Constructing Optimal Highways

TL;DR

This paper studies the problem of constructing highways in the plane to minimize maximum travel time between points, providing efficient algorithms for fixed and arbitrary orientations, and for pairs of highways.

Contribution

It introduces algorithms for finding optimal highways with fixed and arbitrary orientations, and for pairs of highways, improving understanding of city distance optimization.

Findings

Optimal highway with fixed orientation computed in linear time.

Optimal highway with arbitrary orientation computed in O(n^2 log n) time.

Extended to pairs of highways, one horizontal and one vertical.

Abstract

For two points $p$ and $q$ in the plane, a straight line $h$, called a highway, and a real $v>1$, we define the \emph{travel time} (also known as the \emph{city distance}) from $p$ and $q$ to be the time needed to traverse a quickest path from $p$ to $q$, where the distance is measured with speed $v$ on $h$ and with speed 1 in the underlying metric elsewhere.
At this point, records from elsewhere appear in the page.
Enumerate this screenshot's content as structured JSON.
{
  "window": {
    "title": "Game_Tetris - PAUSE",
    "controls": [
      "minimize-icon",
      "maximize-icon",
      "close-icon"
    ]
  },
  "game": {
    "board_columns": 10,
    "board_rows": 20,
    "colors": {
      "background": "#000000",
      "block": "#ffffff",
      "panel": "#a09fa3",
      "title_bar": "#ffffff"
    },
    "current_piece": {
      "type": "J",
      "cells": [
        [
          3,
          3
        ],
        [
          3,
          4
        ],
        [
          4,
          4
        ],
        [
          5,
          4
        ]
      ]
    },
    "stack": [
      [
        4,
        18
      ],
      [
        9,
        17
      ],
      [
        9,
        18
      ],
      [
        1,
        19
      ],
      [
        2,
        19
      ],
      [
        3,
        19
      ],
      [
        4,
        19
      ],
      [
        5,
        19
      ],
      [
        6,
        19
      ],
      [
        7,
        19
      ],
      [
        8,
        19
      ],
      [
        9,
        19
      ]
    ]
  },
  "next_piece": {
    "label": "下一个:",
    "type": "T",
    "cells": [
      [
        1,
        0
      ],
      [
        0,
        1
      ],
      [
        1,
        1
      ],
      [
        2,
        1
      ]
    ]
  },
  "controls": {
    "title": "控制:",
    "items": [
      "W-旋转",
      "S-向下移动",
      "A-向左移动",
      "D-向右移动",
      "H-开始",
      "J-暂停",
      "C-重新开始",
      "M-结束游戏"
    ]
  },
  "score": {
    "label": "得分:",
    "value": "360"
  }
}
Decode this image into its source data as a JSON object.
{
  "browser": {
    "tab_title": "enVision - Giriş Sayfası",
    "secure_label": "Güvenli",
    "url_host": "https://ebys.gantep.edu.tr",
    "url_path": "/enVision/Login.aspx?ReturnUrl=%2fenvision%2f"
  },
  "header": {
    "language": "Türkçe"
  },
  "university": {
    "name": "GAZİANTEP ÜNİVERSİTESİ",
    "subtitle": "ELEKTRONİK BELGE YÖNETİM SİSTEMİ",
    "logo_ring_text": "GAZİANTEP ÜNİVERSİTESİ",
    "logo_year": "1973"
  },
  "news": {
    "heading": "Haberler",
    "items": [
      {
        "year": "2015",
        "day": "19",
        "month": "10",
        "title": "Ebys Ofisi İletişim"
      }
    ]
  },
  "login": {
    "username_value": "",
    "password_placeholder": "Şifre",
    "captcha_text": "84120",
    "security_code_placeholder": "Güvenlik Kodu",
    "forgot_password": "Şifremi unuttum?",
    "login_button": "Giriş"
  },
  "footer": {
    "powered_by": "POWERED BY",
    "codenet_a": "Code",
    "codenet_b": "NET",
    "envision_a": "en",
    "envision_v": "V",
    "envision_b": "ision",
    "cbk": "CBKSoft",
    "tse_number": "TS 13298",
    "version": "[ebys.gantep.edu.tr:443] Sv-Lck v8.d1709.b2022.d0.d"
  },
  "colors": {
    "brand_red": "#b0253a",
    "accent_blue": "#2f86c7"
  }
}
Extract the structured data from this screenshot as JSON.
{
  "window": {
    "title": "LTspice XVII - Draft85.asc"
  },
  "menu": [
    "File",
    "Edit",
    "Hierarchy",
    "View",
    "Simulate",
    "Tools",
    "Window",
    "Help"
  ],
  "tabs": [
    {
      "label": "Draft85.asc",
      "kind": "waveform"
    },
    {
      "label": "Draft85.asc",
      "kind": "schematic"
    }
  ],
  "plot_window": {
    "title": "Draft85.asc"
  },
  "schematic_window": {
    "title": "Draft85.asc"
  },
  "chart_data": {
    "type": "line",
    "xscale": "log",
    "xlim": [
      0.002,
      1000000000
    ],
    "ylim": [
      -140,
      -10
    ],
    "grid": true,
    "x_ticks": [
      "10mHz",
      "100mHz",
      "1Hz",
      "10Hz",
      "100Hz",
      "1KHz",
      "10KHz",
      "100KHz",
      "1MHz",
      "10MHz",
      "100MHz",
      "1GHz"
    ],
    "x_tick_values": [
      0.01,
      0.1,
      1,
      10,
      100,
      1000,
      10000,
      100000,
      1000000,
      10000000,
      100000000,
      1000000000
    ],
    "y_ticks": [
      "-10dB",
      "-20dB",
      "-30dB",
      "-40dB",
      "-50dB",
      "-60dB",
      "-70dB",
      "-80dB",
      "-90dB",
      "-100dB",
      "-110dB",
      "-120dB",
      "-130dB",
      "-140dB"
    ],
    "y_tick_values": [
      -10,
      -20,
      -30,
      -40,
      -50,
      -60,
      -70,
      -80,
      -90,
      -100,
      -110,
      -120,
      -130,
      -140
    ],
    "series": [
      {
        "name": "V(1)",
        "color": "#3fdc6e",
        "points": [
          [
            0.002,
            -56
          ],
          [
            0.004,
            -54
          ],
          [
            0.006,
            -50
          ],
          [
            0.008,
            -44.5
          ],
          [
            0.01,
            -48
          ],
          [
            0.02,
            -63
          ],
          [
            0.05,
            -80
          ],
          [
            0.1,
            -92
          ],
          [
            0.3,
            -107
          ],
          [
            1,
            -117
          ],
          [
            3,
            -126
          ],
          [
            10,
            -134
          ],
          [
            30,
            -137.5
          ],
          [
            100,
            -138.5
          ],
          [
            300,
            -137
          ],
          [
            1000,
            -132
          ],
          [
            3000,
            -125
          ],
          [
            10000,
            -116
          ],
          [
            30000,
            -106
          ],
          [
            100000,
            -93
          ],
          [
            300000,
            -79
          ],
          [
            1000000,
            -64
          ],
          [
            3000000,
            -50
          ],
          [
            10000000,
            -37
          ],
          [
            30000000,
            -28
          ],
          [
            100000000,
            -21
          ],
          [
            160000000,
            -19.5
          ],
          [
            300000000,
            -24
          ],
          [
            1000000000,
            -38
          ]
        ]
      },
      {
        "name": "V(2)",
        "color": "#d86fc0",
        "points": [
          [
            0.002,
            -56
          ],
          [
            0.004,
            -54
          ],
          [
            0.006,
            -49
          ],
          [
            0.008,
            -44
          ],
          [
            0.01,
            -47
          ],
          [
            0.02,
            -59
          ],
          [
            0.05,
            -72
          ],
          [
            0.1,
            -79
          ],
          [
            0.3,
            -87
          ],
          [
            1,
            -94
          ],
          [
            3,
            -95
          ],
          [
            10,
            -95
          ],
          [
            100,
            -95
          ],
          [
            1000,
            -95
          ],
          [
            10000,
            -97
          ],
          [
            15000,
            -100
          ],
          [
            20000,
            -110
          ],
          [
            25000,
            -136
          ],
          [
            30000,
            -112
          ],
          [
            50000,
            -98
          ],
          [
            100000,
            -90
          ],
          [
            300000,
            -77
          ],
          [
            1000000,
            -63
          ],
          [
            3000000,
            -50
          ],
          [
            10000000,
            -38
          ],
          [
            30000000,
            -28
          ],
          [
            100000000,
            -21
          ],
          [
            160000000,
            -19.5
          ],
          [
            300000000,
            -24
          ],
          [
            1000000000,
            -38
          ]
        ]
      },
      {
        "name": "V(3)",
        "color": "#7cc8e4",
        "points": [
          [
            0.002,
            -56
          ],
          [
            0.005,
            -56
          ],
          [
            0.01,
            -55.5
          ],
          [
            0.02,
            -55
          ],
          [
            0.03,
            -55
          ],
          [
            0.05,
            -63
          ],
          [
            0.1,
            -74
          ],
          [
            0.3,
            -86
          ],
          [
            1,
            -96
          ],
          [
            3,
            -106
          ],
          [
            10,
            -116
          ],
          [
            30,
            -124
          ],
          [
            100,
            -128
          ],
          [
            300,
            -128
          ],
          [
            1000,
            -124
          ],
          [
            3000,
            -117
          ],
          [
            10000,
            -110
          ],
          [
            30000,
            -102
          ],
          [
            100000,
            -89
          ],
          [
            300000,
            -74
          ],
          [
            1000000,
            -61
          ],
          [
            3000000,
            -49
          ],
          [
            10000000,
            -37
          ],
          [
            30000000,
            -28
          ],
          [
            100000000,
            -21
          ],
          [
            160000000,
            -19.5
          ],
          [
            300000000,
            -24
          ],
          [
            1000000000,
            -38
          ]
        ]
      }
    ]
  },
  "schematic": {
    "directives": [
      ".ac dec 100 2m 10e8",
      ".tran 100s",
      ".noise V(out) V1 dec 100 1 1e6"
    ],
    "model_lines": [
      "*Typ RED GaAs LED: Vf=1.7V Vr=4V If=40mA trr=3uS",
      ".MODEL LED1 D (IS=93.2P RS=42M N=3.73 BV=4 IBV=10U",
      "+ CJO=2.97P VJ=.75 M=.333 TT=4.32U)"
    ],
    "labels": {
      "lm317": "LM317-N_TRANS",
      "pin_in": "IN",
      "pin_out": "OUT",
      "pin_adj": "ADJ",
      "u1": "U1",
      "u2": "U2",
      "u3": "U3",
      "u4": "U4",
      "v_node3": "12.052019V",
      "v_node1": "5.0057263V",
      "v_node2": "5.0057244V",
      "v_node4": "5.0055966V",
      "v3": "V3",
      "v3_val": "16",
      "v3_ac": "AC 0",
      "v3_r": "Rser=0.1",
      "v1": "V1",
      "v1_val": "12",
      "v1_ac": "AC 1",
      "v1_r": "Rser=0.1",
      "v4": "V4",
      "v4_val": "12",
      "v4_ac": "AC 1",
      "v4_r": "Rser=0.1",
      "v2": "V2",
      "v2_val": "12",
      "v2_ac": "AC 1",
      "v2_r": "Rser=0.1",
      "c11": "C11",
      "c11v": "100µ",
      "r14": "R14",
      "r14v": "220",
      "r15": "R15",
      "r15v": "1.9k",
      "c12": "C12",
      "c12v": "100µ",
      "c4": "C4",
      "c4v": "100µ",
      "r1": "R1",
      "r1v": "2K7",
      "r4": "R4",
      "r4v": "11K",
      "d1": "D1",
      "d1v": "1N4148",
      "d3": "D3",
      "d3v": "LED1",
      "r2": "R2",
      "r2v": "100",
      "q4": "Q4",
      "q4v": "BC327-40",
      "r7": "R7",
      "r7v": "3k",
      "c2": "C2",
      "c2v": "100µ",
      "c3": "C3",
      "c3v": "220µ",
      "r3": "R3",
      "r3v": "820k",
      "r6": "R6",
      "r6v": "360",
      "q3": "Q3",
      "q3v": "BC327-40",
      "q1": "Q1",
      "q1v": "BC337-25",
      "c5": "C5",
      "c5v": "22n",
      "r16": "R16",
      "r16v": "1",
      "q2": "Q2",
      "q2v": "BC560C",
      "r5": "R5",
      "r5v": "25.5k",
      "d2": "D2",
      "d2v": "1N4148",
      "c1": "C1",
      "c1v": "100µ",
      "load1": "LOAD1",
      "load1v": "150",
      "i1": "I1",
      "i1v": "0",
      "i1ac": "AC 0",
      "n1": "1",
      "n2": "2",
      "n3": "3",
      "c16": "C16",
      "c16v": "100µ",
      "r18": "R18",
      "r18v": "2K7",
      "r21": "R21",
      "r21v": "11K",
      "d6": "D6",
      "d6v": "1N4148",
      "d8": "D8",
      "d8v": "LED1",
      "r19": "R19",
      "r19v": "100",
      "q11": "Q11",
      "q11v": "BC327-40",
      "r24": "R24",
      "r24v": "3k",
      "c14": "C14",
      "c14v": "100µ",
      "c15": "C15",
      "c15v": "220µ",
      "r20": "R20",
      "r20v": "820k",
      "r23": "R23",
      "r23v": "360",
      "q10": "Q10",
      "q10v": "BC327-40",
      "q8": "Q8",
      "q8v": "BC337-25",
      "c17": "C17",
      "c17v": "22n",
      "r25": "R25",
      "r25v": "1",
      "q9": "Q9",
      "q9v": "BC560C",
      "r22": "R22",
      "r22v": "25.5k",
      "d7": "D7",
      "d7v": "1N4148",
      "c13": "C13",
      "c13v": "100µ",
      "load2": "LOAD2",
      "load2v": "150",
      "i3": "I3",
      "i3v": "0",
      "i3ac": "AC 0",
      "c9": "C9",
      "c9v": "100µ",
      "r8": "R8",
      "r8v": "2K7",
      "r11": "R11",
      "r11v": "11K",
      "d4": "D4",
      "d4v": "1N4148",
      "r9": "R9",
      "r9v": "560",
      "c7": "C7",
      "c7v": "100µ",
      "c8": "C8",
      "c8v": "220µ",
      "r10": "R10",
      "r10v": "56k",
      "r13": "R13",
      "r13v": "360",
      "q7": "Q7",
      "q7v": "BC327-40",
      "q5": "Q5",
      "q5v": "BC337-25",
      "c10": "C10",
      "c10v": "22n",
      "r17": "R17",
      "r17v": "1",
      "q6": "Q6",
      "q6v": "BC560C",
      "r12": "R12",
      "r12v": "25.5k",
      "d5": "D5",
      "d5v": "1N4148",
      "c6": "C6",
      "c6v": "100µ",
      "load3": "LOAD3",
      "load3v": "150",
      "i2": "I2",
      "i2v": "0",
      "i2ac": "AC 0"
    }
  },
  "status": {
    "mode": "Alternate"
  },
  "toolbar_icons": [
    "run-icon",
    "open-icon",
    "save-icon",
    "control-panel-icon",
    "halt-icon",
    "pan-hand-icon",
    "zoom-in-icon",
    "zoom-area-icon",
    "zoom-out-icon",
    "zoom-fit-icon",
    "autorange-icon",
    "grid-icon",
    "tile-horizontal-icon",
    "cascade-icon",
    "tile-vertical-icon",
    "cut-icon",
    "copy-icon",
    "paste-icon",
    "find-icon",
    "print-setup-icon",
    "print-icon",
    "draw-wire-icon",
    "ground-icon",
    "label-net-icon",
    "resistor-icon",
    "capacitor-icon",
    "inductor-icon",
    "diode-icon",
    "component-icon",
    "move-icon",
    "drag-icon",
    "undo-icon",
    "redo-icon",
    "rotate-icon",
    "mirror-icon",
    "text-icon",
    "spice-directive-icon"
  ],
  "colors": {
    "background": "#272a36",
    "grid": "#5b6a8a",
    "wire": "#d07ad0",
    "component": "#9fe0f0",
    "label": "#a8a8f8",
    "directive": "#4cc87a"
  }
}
Given a set $S$ of $n$ points in the plane and a highway speed $v$, we consider the problem of finding a \emph{highway} that minimizes the maximum travel time over all pairs of points in $S$. If the orientation of the highway is fixed, the optimal highway can be computed in linear time, both for the $L_1$- and the Euclidean metric as the underlying metric. If arbitrary orientations are allowed, then the optimal highway can be computed in $O(n^{2} \log n)$ time. We also consider the problem of computing an optimal pair of highways, one being horizontal, one vertical.